Я лежу, окруженная прозрачными жгутиками.
Они охраняют мою постель.
Ведь жгутики – мои друзья.
Я боялась засыпать, всегда боялась – я научилась спать с открытыми глазами и так спала много лет. Наверное, выглядела я при этом не слишком нормально. Здесь уместнее было бы слово «навязчивый» или «преследуемый». Я боялась темноты, хотя ранние сумерки и рассветы любила.
Самые ранние мои воспоминания о жгутиках относятся ко времени, когда я начала спать во «взрослой» кровати. Должно быть, это было уже в новом доме, хотя в моем сознании он смешивался со старым. В старом доме все мы жили в нескольких проходных комнатах, в новом – нет, и это меня беспокоило. Мне нравилось знать, где находятся все – в том числе и родители. Прежде чем заснуть, надо было убедиться, что все на своих местах и уже спят. Я лежала в кровати, недвижная, не издавая ни звука, вслушиваясь в приглушенный домашний шум за стеной – и в этот миг увидела, что надо мной парят в воздухе прозрачные жгутики.
Это были крошечные создания, прямо у меня над головой, похожие на пряди волос (видимо, из этого образа они и родились в моем сознании). Почти прозрачные – но, если смотреть сквозь них, можно было увидеть, как их много.
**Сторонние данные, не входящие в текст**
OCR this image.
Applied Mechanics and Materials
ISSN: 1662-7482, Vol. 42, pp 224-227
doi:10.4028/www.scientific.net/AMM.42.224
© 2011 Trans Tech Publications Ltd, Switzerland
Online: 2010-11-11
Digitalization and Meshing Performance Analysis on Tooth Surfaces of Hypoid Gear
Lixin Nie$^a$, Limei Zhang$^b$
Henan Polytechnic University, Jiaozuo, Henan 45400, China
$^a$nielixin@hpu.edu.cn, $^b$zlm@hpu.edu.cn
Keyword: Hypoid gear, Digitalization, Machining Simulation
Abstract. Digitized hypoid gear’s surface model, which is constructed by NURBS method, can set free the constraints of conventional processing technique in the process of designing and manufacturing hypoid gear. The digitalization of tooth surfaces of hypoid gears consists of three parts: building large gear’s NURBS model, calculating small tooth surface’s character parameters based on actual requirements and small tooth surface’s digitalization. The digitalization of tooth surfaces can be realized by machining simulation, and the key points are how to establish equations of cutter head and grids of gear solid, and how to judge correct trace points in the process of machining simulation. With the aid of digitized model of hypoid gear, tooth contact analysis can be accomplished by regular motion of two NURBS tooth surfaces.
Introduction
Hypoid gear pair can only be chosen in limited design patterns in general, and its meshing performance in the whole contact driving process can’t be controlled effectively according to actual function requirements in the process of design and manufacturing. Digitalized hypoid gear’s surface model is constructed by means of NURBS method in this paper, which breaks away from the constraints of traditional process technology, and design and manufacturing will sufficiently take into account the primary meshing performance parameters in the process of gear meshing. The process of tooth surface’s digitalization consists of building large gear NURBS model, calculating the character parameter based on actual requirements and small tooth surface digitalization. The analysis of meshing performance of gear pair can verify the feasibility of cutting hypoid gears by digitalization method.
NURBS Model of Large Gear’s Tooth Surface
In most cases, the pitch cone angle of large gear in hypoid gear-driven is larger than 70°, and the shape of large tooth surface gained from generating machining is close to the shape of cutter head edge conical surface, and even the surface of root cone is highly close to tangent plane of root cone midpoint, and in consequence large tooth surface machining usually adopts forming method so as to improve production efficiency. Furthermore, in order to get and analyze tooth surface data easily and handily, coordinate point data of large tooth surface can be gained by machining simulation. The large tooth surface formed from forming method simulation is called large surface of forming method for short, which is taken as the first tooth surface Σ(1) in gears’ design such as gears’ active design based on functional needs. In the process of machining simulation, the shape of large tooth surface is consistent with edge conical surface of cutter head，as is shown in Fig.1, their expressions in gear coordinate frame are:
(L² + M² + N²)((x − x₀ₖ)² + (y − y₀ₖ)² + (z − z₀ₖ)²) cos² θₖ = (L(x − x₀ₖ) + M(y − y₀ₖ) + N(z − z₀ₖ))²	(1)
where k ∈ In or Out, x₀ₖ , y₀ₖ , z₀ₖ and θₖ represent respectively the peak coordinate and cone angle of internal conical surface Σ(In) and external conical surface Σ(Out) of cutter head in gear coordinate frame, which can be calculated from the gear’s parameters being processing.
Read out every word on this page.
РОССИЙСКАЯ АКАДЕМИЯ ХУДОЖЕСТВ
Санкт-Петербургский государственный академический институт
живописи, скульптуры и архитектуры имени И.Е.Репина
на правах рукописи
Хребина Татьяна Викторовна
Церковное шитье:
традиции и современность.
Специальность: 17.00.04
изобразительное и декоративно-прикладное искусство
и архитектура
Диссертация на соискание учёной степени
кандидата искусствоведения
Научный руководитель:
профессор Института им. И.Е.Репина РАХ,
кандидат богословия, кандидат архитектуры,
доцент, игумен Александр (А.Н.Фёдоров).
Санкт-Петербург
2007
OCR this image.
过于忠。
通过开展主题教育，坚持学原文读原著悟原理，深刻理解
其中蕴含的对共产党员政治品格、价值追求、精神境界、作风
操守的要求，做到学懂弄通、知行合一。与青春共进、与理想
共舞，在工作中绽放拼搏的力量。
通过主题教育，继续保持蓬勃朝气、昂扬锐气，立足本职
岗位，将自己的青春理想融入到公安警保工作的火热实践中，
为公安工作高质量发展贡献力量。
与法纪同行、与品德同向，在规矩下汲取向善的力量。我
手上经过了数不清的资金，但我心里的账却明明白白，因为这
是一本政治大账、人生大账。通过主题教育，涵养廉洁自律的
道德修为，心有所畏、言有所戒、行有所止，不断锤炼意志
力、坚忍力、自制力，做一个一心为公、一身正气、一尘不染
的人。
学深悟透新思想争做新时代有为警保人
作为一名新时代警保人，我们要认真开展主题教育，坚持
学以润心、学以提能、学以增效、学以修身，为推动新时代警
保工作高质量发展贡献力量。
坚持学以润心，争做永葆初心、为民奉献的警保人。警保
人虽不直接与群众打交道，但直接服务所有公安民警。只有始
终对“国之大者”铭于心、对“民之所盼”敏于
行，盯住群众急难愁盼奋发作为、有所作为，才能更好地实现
Кроме жгутиков, мою кровать окружали крохотные пятнышки, которые я называла звездочками – со всех сторон, словно я лежала в каком-то таинственном хрустальном гробу. С тех пор я узнала, что это просто частички воздуха, однако зрение мое было столь чувствительно, что эти «звездочки» часто становились передним планом, а весь остальной мир расплывался.
Чтобы разглядеть звездочки, надо смотреть не на них, а сквозь них – и ни в коем случае не закрывать глаза, а то они разлетятся и оставят меня беззащитной перед теми, кому вздумается ворваться ко мне в комнату. Забота о безопасности – дело утомительное.
Иногда незваные гости все же вторгались ко мне в спальню – и защита исчезала без следа, потому что, стоило отвести взгляд, крошечные пятнышки исчезали; и я злилась и чувствовала себя преданной – моя охрана скрылась, оставив меня одну, без защиты, на милость врага!
Я знала, что людей тревожит моя привычка спать с открытыми глазами. Скоро я научилась закрывать глаза, услышав их шаги, прикидываться крепко спящей, не смотреть на них и вообще никак не реагировать, даже если они поднимали мне веки и заглядывали в глаза, даже если чем-нибудь тыкали в глаз. Я дышала – только по этому можно было определить, что я жива.
К тому времени, как я начала ходить в «нормальную» школу, жгутики исчезли; а звездочки вокруг меня во сне порой появлялись, хотя и не часто, и иногда появляются и сейчас.
Уилли – это совсем другая история. Начался Уилли в то же время, что и жгутики. Мне было, наверное, года два. В отличие от жгутиков, он меня не успокаивал, но тоже был формой защиты от незваных ночных гостей. Уилли – это пара пронзительных зеленых глаз, которые можно увидеть только в темноте. Я его боялась – но полагала, что враги тоже должны его бояться, так что, чем черт не шутит, может, выгоднее быть на его стороне. Сближаясь с чем-то, я всегда старалась в нем раствориться – и теперь начала спать под кроватью и сделалась Уилли.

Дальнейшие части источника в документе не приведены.